Q5 Sampson (1969) collected the top three choices of liking and disliking among a set of monks in a monastery. The liking network was collected (retrospectively) for three points in time. We will use T3
Ignoring the values of choices for the liking network (i.e., dichotomizing at greater than zero), provide the k reach centrality for outgoing ties, with k = 1, 2, 3 and 4. Interpret the results.

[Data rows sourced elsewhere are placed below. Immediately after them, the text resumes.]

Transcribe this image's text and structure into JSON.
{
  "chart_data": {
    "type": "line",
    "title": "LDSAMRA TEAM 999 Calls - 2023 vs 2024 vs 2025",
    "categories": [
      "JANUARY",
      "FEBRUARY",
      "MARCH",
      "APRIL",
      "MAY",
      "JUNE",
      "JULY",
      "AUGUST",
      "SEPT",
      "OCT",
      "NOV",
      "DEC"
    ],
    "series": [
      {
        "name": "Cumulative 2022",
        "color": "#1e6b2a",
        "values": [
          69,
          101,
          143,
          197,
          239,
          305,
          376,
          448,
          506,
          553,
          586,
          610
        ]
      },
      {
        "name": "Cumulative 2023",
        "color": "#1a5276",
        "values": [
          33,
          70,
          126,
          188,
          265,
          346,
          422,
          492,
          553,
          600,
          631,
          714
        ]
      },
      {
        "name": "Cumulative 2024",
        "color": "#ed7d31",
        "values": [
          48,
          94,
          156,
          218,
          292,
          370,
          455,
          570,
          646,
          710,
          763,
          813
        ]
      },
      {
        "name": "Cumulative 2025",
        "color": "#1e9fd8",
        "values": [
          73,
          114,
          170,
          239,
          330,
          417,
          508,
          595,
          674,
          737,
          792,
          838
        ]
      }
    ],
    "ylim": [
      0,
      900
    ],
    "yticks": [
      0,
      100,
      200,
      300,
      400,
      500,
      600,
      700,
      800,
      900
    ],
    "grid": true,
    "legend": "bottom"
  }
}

Ignoring the values of choices for the disliking network, provide the k reach centrality for outgoing ties, with k = 1, 2, 3 and 4. Interpret the results and compare to the results for the liking network.
Finally, ignoring the values for both networks, apply the PN centrality measure and interpret the results.
#get the data
like = xDichotomize(Sampson_Monastery$LikeT3)

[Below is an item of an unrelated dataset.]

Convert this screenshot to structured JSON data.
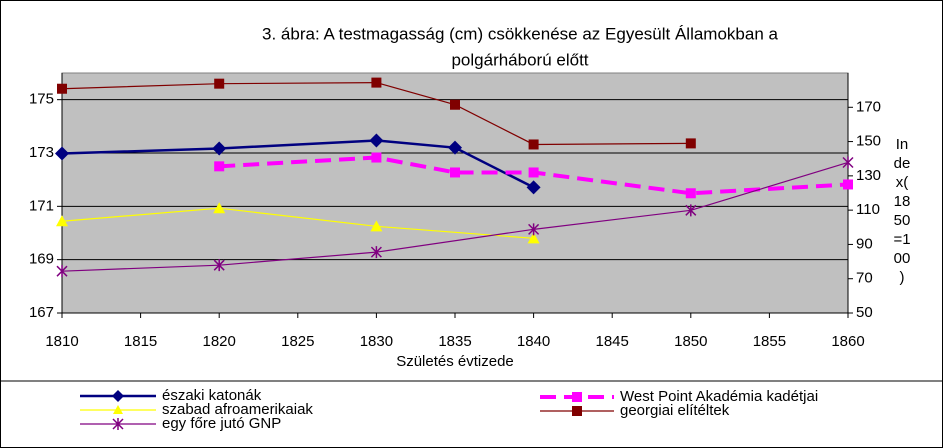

dislike = xDichotomize(Sampson_Monastery$Dislike)
#calc outgoing k-reach centrality for each network
krlike = xReachCentrality(like,kReach=c(1,2,3,4))

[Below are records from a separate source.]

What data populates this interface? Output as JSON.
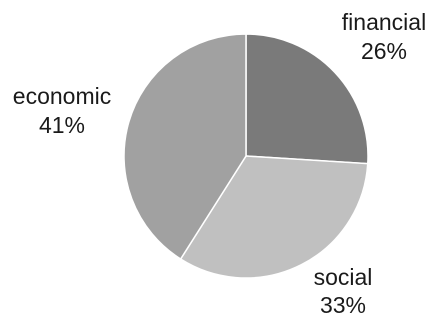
{
  "chart_data": {
    "type": "pie",
    "title": "",
    "slices": [
      {
        "label": "financial",
        "value": 26,
        "value_label": "26%",
        "color": "#7a7a7a"
      },
      {
        "label": "social",
        "value": 33,
        "value_label": "33%",
        "color": "#c0c0c0"
      },
      {
        "label": "economic",
        "value": 41,
        "value_label": "41%",
        "color": "#a1a1a1"
      }
    ],
    "start_angle": "12 o'clock",
    "direction": "clockwise",
    "legend": "none"
  }
}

krdislike = xReachCentrality(dislike,kReach=c(1,2,3,4))
meas = cbind(krlike,krdislike)
meas
kReach.1 kReach.2 kReach.3 kReach.4 kReach.1 kReach.2 kReach.3 kReach.4
ROMUALD 4 10 16 17 0 0 0 0
BONAVENTURE 3 7 11 13 0 0 0 0
AMBROSE 3 9 12 16 3 9 13 14
BERTHOLD 3 6 10 13 4 8 11 12
PETER 3 6 9 12 3 8 11 12
LOUIS 3 9 12 16 3 10 13 13
VICTOR 3 6 10 13 3 8 11 12
WINFRID 3 6 10 11 0 0 0 0
JOHN_BOSCO 3 9 11 14 3 7 11 12
GREGORY 3 6 10 11 3 8 12 12
HUGH 3 6 10 11 3 7 11 12
BONIFACE 3 5 7 10 3 9 13 13
MARK 3 5 7 10 3 8 11 12
ALBERT 3 5 7 10 3 8 11 12
AMAND 3 11 16 16 3 8 11 12
BASIL 4 9 14 16 4 10 12 12
ELIAS 3 7 10 14 3 8 11 12
SIMPLICIUS 3 7 10 14 3 7 12 13
Somewhat improbably, the monks tend to have more 'enemies of enemies' than 'friends of friends'. It is surprising that someone like Louis can reach 10 people in 2 steps or less, given that he only has 3 direct dislikes. The remaining 7 are people who are disliked by the people he dislikes.
#calc pn centrality, combining positive and negative ties
xPNCentrality(like,dislike)
PNcentrality
ROMUALD 1.1149650
BONAVENTURE 1.0838575
AMBROSE 0.9360470
BERTHOLD 0.8861251
PETER 0.9287938
LOUIS 0.9350133
VICTOR 0.9307870
WINFRID 1.0833276
JOHN_BOSCO 0.9227497
GREGORY 0.9516707
HUGH 0.9589060
BONIFACE 0.9467080
MARK 0.9502032
ALBERT 0.9517389
AMAND 0.9340754
BASIL 0.9196967
ELIAS 0.9412390
SIMPLICIUS 0.9322612
The results show that Romuald, Bonaventure and Winfrid have, on balance, more positive ties than negative, and that their positive ties tend not to be to those with lots of negative ties, nor are their negative ties to monks with lots of positive ties.